13) Comment by bourbon-soda - 04/03/2013

@prbeav - are you asserting that truancy is related to contamination of the schools by religion? Where can I read more about this relationship (truancy and religion)?

14) Comment by bourbon-soda - 04/03/2013

If child abuse and neglect are precursors to truancy and crime, then some agencies should probably get after a root cause, statutory rape, itself a form of child abuse, that results in teenage single parenthood, like they are trying to in Milwaukee: << http://www.jsonline.com/news/milwaukee/ad-campaign-addresses- statutory-rape-and-teen-pregnancy-rs5on7p-158701085.html >> and << http://www.jsonline.com/news/milwaukee/124468683.html >> or search "milwaukee sentinel journal statutory rape united way"

15) Comment by prbeav - 04/03/2013

Sponsorship by the four institutions with closest responsibility for reforming families that allow students to choose to skip school seems a worthy recommendation. I hope the program succeeds. Perhaps a portion of the program will fulfill the suggestion by "Stephen.">>>>Also, I hope the program is not faith based. Faith based education focuses on "God's purpose," which, being sundry intellectual constructs by diverse groups, postures the believer in the permanent limbo of mystery: the church or the inculcator's ideology. "God's purpose" offers delusional subjectivity yet the consequences of the believer's conduct.>>>>Students and their families have natural duty to themselves to focus on the objective truth during initiation into the life-long process of reducing their personal ignorance, so that as they move into adulthood, they know enough to discover and select their personal preferences as to how to spend their remaining years. The options generally fall between fulfilling needed service (for which humankind will be grateful) or pursuing pleasure (about which humankind will not care) providing you do not harm others in the process; otherwise, people risk loss of freedom.

16) Comment by Stephen - 04/03/2013

Good job Baton Rouge. Now, in addition to this effort, let's look at children 0-5 carefully if they are not being properly nurtured.
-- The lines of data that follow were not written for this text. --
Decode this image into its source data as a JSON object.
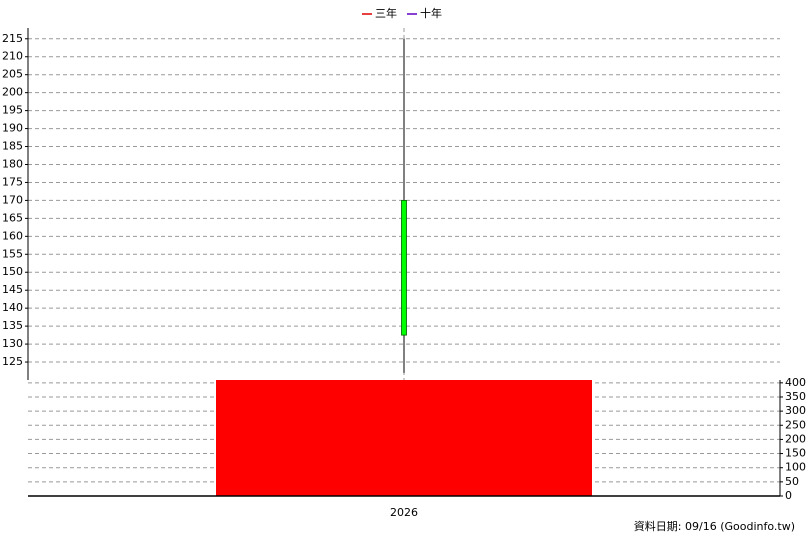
{
  "chart_data": [
    {
      "type": "candlestick",
      "legend": [
        {
          "name": "三年",
          "color": "#e00000"
        },
        {
          "name": "十年",
          "color": "#6000c0"
        }
      ],
      "categories": [
        "2026"
      ],
      "open": [
        170
      ],
      "close": [
        132.5
      ],
      "high": [
        215
      ],
      "low": [
        122
      ],
      "color": "#00ff00",
      "ylim": [
        120,
        218
      ],
      "yticks": [
        125,
        130,
        135,
        140,
        145,
        150,
        155,
        160,
        165,
        170,
        175,
        180,
        185,
        190,
        195,
        200,
        205,
        210,
        215
      ],
      "grid": true
    },
    {
      "type": "bar",
      "categories": [
        "2026"
      ],
      "values": [
        410
      ],
      "color": "#ff0000",
      "ylim": [
        0,
        410
      ],
      "yticks": [
        0,
        50,
        100,
        150,
        200,
        250,
        300,
        350,
        400
      ],
      "grid": true,
      "note": "資料日期: 09/16  (Goodinfo.tw)"
    }
  ]
}
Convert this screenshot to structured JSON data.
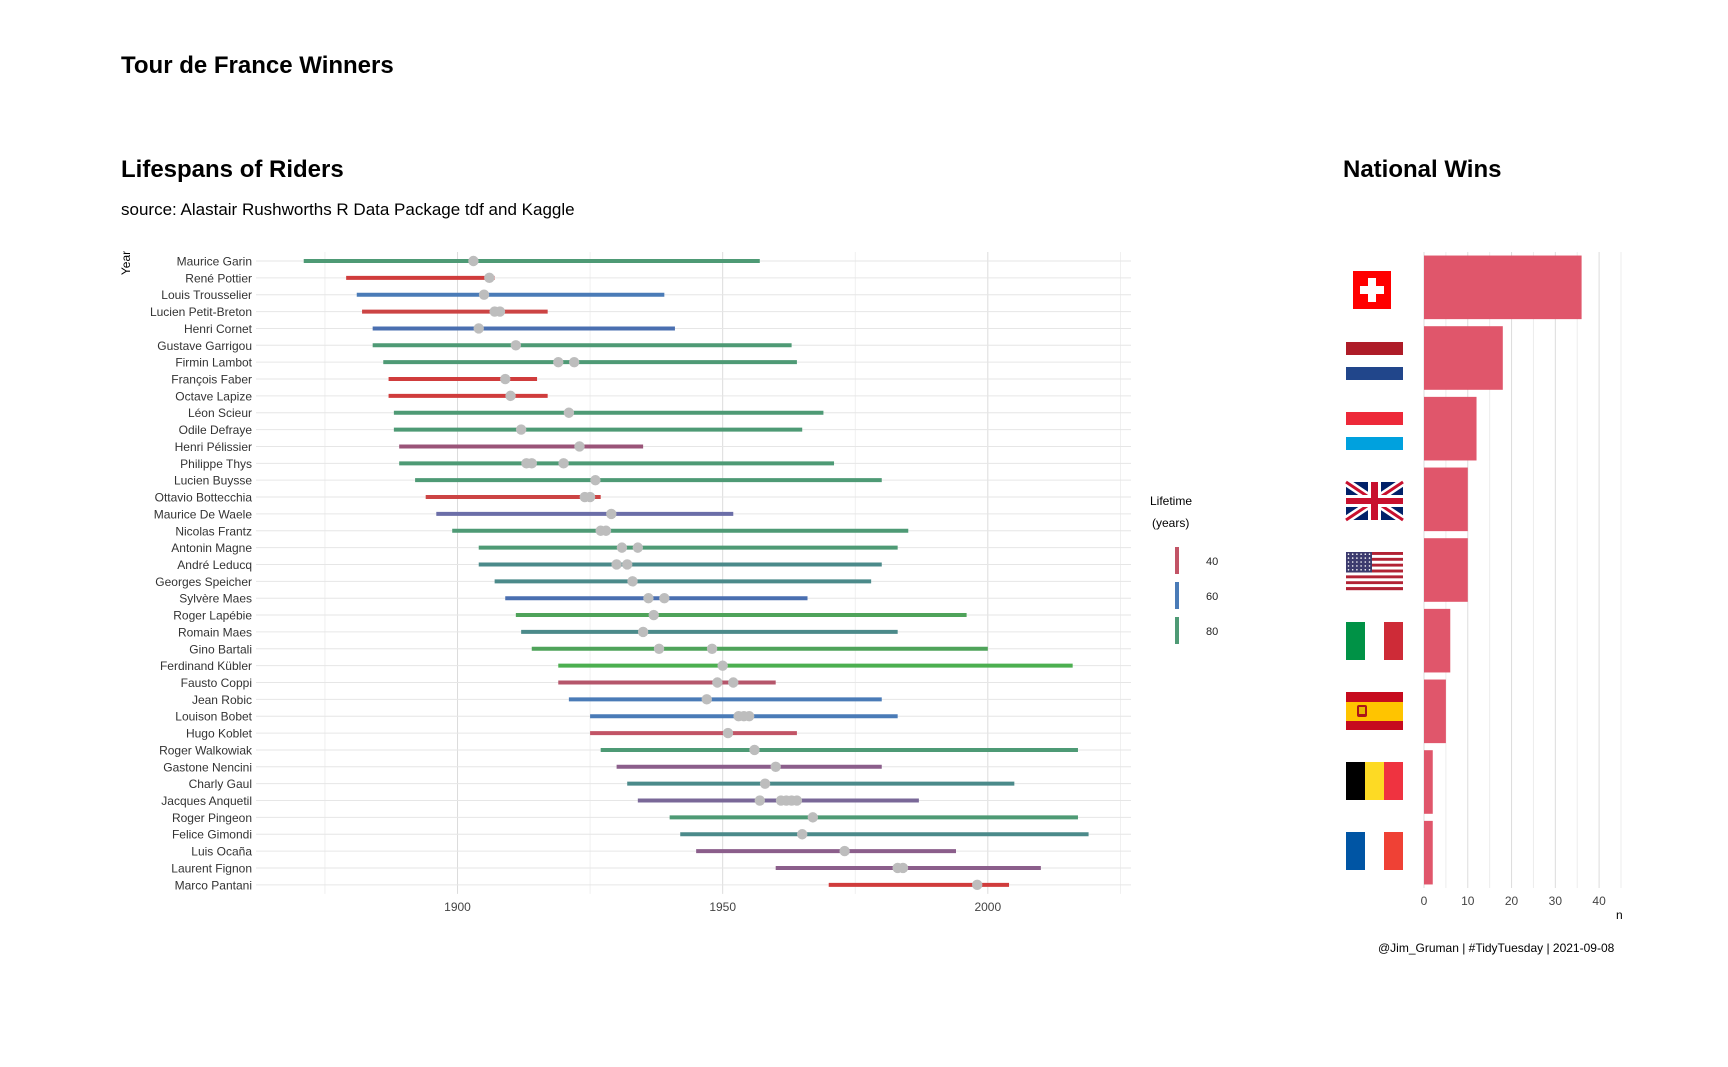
{
  "title": "Tour de France Winners",
  "left_panel": {
    "title": "Lifespans of Riders",
    "subtitle": "source: Alastair Rushworths R Data Package tdf and Kaggle"
  },
  "right_panel": {
    "title": "National Wins"
  },
  "caption": "@Jim_Gruman | #TidyTuesday | 2021-09-08",
  "legend": {
    "title_line1": "Lifetime",
    "title_line2": "(years)",
    "items": [
      {
        "label": "40",
        "color": "#c25466"
      },
      {
        "label": "60",
        "color": "#4a7bb7"
      },
      {
        "label": "80",
        "color": "#4e9a75"
      }
    ]
  },
  "chart_data": [
    {
      "type": "lifespan-range",
      "ylabel": "Year",
      "xlim": [
        1862,
        2027
      ],
      "xticks": [
        1900,
        1950,
        2000
      ],
      "grid": true,
      "riders": [
        {
          "name": "Maurice Garin",
          "born": 1871,
          "died": 1957,
          "wins": [
            1903
          ],
          "color": "#4e9a75"
        },
        {
          "name": "René Pottier",
          "born": 1879,
          "died": 1907,
          "wins": [
            1906
          ],
          "color": "#d03c3c"
        },
        {
          "name": "Louis Trousselier",
          "born": 1881,
          "died": 1939,
          "wins": [
            1905
          ],
          "color": "#4a7bb7"
        },
        {
          "name": "Lucien Petit-Breton",
          "born": 1882,
          "died": 1917,
          "wins": [
            1907,
            1908
          ],
          "color": "#cc4444"
        },
        {
          "name": "Henri Cornet",
          "born": 1884,
          "died": 1941,
          "wins": [
            1904
          ],
          "color": "#4a6fb0"
        },
        {
          "name": "Gustave Garrigou",
          "born": 1884,
          "died": 1963,
          "wins": [
            1911
          ],
          "color": "#4e9a75"
        },
        {
          "name": "Firmin Lambot",
          "born": 1886,
          "died": 1964,
          "wins": [
            1919,
            1922
          ],
          "color": "#4e9a75"
        },
        {
          "name": "François Faber",
          "born": 1887,
          "died": 1915,
          "wins": [
            1909
          ],
          "color": "#d03c3c"
        },
        {
          "name": "Octave Lapize",
          "born": 1887,
          "died": 1917,
          "wins": [
            1910
          ],
          "color": "#d03c3c"
        },
        {
          "name": "Léon Scieur",
          "born": 1888,
          "died": 1969,
          "wins": [
            1921
          ],
          "color": "#4e9a75"
        },
        {
          "name": "Odile Defraye",
          "born": 1888,
          "died": 1965,
          "wins": [
            1912
          ],
          "color": "#4e9a75"
        },
        {
          "name": "Henri Pélissier",
          "born": 1889,
          "died": 1935,
          "wins": [
            1923
          ],
          "color": "#9a5478"
        },
        {
          "name": "Philippe Thys",
          "born": 1889,
          "died": 1971,
          "wins": [
            1913,
            1914,
            1920
          ],
          "color": "#4e9a75"
        },
        {
          "name": "Lucien Buysse",
          "born": 1892,
          "died": 1980,
          "wins": [
            1926
          ],
          "color": "#4e9a75"
        },
        {
          "name": "Ottavio Bottecchia",
          "born": 1894,
          "died": 1927,
          "wins": [
            1924,
            1925
          ],
          "color": "#cc4444"
        },
        {
          "name": "Maurice De Waele",
          "born": 1896,
          "died": 1952,
          "wins": [
            1929
          ],
          "color": "#6b6ea8"
        },
        {
          "name": "Nicolas Frantz",
          "born": 1899,
          "died": 1985,
          "wins": [
            1927,
            1928
          ],
          "color": "#4e9a75"
        },
        {
          "name": "Antonin Magne",
          "born": 1904,
          "died": 1983,
          "wins": [
            1931,
            1934
          ],
          "color": "#4e9a75"
        },
        {
          "name": "André Leducq",
          "born": 1904,
          "died": 1980,
          "wins": [
            1930,
            1932
          ],
          "color": "#4b8a8a"
        },
        {
          "name": "Georges Speicher",
          "born": 1907,
          "died": 1978,
          "wins": [
            1933
          ],
          "color": "#4b8a8a"
        },
        {
          "name": "Sylvère Maes",
          "born": 1909,
          "died": 1966,
          "wins": [
            1936,
            1939
          ],
          "color": "#4a6fb0"
        },
        {
          "name": "Roger Lapébie",
          "born": 1911,
          "died": 1996,
          "wins": [
            1937
          ],
          "color": "#4fa35a"
        },
        {
          "name": "Romain Maes",
          "born": 1912,
          "died": 1983,
          "wins": [
            1935
          ],
          "color": "#4b8a8a"
        },
        {
          "name": "Gino Bartali",
          "born": 1914,
          "died": 2000,
          "wins": [
            1938,
            1948
          ],
          "color": "#4fa35a"
        },
        {
          "name": "Ferdinand Kübler",
          "born": 1919,
          "died": 2016,
          "wins": [
            1950
          ],
          "color": "#4caf50"
        },
        {
          "name": "Fausto Coppi",
          "born": 1919,
          "died": 1960,
          "wins": [
            1949,
            1952
          ],
          "color": "#b5566b"
        },
        {
          "name": "Jean Robic",
          "born": 1921,
          "died": 1980,
          "wins": [
            1947
          ],
          "color": "#4a7bb7"
        },
        {
          "name": "Louison Bobet",
          "born": 1925,
          "died": 1983,
          "wins": [
            1953,
            1954,
            1955
          ],
          "color": "#4a7bb7"
        },
        {
          "name": "Hugo Koblet",
          "born": 1925,
          "died": 1964,
          "wins": [
            1951
          ],
          "color": "#c25466"
        },
        {
          "name": "Roger Walkowiak",
          "born": 1927,
          "died": 2017,
          "wins": [
            1956
          ],
          "color": "#4e9a75"
        },
        {
          "name": "Gastone Nencini",
          "born": 1930,
          "died": 1980,
          "wins": [
            1960
          ],
          "color": "#8b5e8b"
        },
        {
          "name": "Charly Gaul",
          "born": 1932,
          "died": 2005,
          "wins": [
            1958
          ],
          "color": "#4b8a8a"
        },
        {
          "name": "Jacques Anquetil",
          "born": 1934,
          "died": 1987,
          "wins": [
            1957,
            1961,
            1962,
            1963,
            1964
          ],
          "color": "#7a6898"
        },
        {
          "name": "Roger Pingeon",
          "born": 1940,
          "died": 2017,
          "wins": [
            1967
          ],
          "color": "#4e9a75"
        },
        {
          "name": "Felice Gimondi",
          "born": 1942,
          "died": 2019,
          "wins": [
            1965
          ],
          "color": "#4b8a8a"
        },
        {
          "name": "Luis Ocaña",
          "born": 1945,
          "died": 1994,
          "wins": [
            1973
          ],
          "color": "#8b5e8b"
        },
        {
          "name": "Laurent Fignon",
          "born": 1960,
          "died": 2010,
          "wins": [
            1983,
            1984
          ],
          "color": "#8b5e8b"
        },
        {
          "name": "Marco Pantani",
          "born": 1970,
          "died": 2004,
          "wins": [
            1998
          ],
          "color": "#d03c3c"
        }
      ]
    },
    {
      "type": "bar",
      "orientation": "horizontal",
      "xlabel": "n",
      "xlim": [
        0,
        45
      ],
      "xticks": [
        0,
        10,
        20,
        30,
        40
      ],
      "bar_color": "#e0566b",
      "categories": [
        "Switzerland",
        "Netherlands",
        "Luxembourg",
        "United Kingdom",
        "United States",
        "Italy",
        "Spain",
        "Belgium",
        "France"
      ],
      "values": [
        36,
        18,
        12,
        10,
        10,
        6,
        5,
        2,
        2
      ]
    }
  ]
}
Child protection needs to have a broad prevention component in this city. Truants come from this group of children being profoundly neglected or abused.

17) Comment by DMJ - 04/03/2013

This is smart. The criminal element targets the young. Why shouldn't our educators and law enforcement officers? Good luck to all involved.

18) Comment by bourbon-soda - 04/03/2013

"I am now come to the enormous Crimes, and vast Multitude of Malefactors, that are all laid upon the want of this notable Education. That abundance of Thefts and Robberies are daily committed in and about the City, and great Numbers yearly suffer Death for those Crimes is undeniable: But because this is ever hooked in when the Usefulness of Charity-Schools is called in Question, as if there was no Dispute, but they would in a great measure remedy, and in time prevent those Disorders, I intend to examine into the real Causes of thosea Mischiefs so justly complained of, and doubt not but to make it appear that Charity- Schools, and every thing else that promotes Idleness, and keeps the Poor from Working, are more Accessary to the Growth of Villany, than the want of Reading and Writing, or even the grossest Ignorance and Stupidity." - Bernard Mandevill, 1732

19) Comment by rgeraldwallace@cox.net - 04/03/2013

Money down the drain. There are more counselors and people worrying over the truants than there are truants; that observation can only empower truants with the object lesson that such behavior succeeds in their getting more attention, not change their ways. Those who care the least in any relationship are in charge of it. It's the same reason that some people are drawn into the power circles of others.